Fundamental Theorem of Arithmetic: why greater than 1? The theorem, as wikipedia states it, is

Every integer greater than 1[note 1] either is prime itself or is the product of prime numbers, and that this product is unique.

It does have a note there that maybe 1 can be included, but it's still "careful" about 1, and often I see it without a note.
Why exclude 1? 1 is of course the product formed from the empty set, which is the only possible prime factorization of 1 and it doesn't contain anything that isn't a prime, so this seems fine to me.
 A: Study some basic algebraic number theory and the answer is simple: $1$ is neither a prime nor a composite number, it is a unit.
To use the Euclidean algorithm (in those rings where it can be used), you need some kind of norm function that maps the algebraic integers of that ring to real, rational, positive integers. To use the Euclidean algorithm in $\mathbb{Z}$ (which consists of the positive and negative integers, and $0$), the obvious choice of function is the absolute value function.
If $m$ is a nonzero integer and $p$ is a prime, then $|p| < |mp|$ and $|m| < |mp|$, and you're of course rolling your eyes at me and saying "duh!" But $|m| = |1m|$. This also holds true for $-1$.
This does nothing to change whether or not the ring has unique factorization or not. How do you factorize $-49$? Easy: $(-1) \times 7^2$. Or you could say $(-7) \times 7$, same thing.
It's better then to say

In a unique factorization domain, each nonzero non-unit number is the unique product of primes without regard to order or multiplication by units.

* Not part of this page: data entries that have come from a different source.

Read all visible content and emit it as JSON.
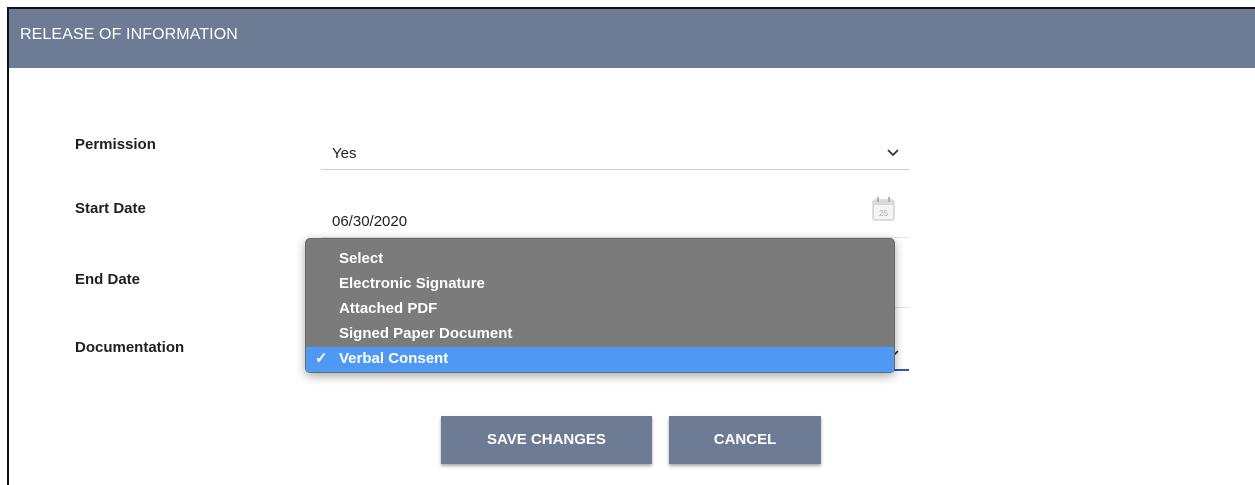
{
  "header": {
    "title": "RELEASE OF INFORMATION"
  },
  "form": {
    "permission": {
      "label": "Permission",
      "value": "Yes"
    },
    "start_date": {
      "label": "Start Date",
      "value": "06/30/2020",
      "calendar_day": "25"
    },
    "end_date": {
      "label": "End Date",
      "value": ""
    },
    "documentation": {
      "label": "Documentation"
    }
  },
  "dropdown": {
    "options": [
      {
        "label": "Select",
        "selected": false
      },
      {
        "label": "Electronic Signature",
        "selected": false
      },
      {
        "label": "Attached PDF",
        "selected": false
      },
      {
        "label": "Signed Paper Document",
        "selected": false
      },
      {
        "label": "Verbal Consent",
        "selected": true
      }
    ],
    "check_mark": "✓"
  },
  "buttons": {
    "save_label": "SAVE CHANGES",
    "cancel_label": "CANCEL"
  },
  "colors": {
    "header": "#6d7c94",
    "button": "#6d7c94",
    "dropdown_bg": "#7b7b7b",
    "selection": "#4f99f5",
    "focus_underline": "#2f55c9"
  },
  "icons": {
    "chevron": "chevron-down-icon",
    "calendar": "calendar-icon"
  }
}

A: I'm glad you understand the concept of the empty product. Not everyone does. Wikipedia, despite its many, many flaws (peruse Wikipediocracy sometime), at least recognizes that this has to be dumbed down for the general public, it has to be made less sophisticated. Some people have trouble with the idea of a single integer being a product of one integer, how can they understand an integer being the product of no integers at all?
This is why the article says "either is prime itself or is the product of prime numbers" rather than "every positive integer is a product of primes." 2 is the product of a single prime, itself, while 1 is the product of no primes at all. You understand that and I understand that. But if you're writing for someone who might not necessarily understand these "subtleties," you have to dumb it down.
You also have to consider the history of the subject. 1 has never been a prime number, but it took mathematicians a long time to recognize this. In explaining a unique factorization domain, you have to keep in mind that some people may not know that 1 is really a unit, not a prime.

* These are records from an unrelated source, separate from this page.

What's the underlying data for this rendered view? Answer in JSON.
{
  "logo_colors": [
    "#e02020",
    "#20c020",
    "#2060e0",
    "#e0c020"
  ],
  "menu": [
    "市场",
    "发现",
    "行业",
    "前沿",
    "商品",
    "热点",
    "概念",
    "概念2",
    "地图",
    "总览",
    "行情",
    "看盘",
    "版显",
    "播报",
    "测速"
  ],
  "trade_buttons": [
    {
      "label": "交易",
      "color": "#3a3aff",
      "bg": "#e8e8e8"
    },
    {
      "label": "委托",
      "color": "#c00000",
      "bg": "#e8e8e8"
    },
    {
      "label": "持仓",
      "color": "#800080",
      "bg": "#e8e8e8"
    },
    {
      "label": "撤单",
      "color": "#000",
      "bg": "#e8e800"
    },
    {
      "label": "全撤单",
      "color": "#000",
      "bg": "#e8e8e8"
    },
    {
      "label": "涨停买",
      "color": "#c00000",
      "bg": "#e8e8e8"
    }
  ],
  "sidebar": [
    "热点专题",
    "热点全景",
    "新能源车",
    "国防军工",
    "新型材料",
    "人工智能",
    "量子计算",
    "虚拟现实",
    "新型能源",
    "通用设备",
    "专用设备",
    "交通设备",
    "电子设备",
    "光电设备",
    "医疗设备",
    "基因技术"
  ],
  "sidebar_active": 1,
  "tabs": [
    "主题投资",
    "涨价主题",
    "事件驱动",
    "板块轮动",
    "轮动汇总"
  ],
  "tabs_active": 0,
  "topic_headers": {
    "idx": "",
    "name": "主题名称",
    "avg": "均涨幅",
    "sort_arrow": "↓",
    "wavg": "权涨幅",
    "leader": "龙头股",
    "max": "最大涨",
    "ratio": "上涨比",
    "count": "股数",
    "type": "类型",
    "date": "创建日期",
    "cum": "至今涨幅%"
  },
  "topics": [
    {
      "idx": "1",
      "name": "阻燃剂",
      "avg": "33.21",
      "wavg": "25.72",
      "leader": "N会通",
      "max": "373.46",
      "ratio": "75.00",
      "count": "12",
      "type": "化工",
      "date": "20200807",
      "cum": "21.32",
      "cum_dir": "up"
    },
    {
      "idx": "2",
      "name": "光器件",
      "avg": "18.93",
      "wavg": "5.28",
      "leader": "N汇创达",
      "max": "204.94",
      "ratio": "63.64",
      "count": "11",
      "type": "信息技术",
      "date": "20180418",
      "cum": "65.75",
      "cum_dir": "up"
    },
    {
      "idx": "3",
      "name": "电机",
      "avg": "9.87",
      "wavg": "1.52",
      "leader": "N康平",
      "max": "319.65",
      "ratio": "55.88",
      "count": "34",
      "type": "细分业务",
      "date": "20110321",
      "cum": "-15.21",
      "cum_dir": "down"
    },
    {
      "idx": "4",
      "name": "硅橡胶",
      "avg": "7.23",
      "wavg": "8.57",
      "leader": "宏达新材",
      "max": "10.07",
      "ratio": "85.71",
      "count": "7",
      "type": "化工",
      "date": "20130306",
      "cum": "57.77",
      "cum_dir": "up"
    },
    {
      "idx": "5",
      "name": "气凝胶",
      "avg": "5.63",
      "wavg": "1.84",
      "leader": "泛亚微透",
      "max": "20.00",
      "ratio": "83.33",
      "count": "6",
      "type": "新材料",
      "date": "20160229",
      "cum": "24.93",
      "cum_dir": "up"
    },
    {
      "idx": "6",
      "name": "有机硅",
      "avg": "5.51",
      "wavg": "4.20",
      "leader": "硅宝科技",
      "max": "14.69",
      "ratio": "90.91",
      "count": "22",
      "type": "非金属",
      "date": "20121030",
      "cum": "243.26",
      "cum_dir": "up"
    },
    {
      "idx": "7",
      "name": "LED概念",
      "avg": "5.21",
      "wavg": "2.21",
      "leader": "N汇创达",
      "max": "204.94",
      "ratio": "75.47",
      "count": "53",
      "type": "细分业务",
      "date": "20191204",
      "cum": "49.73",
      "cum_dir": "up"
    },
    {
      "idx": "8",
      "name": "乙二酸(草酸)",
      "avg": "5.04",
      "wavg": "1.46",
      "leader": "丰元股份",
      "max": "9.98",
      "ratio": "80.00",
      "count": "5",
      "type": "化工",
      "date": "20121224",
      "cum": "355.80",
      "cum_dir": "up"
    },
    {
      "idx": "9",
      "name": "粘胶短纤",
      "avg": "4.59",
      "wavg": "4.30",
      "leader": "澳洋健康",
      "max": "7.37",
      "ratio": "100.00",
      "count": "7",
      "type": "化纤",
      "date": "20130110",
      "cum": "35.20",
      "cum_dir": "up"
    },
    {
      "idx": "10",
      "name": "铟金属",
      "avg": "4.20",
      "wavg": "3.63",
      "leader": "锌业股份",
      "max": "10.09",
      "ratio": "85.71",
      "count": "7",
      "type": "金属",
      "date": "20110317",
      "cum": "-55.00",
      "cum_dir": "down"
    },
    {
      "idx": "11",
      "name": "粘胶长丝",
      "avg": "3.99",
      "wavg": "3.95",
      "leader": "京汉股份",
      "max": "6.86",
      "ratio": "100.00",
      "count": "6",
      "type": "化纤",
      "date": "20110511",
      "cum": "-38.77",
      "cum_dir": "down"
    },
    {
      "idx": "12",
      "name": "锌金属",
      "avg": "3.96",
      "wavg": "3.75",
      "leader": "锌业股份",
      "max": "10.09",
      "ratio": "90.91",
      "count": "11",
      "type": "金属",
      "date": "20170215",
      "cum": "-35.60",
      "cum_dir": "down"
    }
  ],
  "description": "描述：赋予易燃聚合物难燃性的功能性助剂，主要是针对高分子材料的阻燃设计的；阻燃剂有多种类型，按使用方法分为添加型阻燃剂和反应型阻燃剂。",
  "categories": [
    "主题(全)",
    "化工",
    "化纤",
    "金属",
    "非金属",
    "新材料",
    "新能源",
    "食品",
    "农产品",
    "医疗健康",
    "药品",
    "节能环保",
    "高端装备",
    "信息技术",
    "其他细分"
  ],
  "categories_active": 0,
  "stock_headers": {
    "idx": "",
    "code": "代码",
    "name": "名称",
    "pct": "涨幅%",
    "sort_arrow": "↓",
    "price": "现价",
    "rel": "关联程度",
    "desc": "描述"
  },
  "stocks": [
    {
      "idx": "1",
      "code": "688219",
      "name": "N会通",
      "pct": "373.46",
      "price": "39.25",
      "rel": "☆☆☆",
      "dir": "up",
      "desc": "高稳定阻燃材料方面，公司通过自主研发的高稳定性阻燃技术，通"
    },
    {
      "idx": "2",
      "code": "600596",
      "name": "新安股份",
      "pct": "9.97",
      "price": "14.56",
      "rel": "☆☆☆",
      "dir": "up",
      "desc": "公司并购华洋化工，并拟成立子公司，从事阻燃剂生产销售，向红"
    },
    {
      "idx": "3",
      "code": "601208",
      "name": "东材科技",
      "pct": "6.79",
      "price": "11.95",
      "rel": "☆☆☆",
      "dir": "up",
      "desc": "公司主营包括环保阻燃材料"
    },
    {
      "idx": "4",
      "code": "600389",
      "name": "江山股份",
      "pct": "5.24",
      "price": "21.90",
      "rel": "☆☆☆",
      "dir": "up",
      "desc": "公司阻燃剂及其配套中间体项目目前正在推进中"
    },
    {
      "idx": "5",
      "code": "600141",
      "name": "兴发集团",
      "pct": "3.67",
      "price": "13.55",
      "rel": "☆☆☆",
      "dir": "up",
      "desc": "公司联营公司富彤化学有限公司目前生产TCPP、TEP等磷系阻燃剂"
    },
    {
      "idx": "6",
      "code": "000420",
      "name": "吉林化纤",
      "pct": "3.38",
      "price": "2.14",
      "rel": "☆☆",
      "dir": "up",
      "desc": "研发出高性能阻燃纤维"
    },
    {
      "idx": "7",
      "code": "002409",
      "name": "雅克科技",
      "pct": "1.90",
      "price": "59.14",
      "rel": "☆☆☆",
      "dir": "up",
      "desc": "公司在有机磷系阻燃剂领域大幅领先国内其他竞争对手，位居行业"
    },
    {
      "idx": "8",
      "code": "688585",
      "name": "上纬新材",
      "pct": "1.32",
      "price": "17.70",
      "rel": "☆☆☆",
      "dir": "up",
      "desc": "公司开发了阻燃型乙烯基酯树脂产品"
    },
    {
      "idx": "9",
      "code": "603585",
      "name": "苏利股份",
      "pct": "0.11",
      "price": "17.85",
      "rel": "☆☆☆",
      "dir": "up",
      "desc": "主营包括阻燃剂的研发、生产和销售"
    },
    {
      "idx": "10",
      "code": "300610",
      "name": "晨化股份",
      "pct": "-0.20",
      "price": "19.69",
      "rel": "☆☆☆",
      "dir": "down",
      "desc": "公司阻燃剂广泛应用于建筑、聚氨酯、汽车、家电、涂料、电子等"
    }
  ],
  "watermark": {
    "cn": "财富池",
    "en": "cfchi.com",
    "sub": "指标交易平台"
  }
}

Also, and I am neither the first nor the last to say this, but too many people have this idea that unique factorization is something that needs protection. It is true that in one sense, $1^3 \times 2 \times 5$ and $(-1)^4 \times 5 \times 2$ are different things. But both expressions evaluate to the same number and involve the same prime numbers. The units and the ordering changed, not the prime numbers.
A: $1$ is neither a prime nor a composite number and it cannot be expressed as the product of any prime or composite number. It can only be expressed as the product of infinite $1$'s which is not unique.
A: All $1$ is composed of is (product of) multiple $1$s which would destroy the product representation (factorization) of all integers if we included $1$ in their factorization. For example, if $1 = 1 \cdot 1 \cdots 1$, then $10 = 2 \cdot 5 \cdot 1 \cdot \cdots 1$ which wouldn't be unique.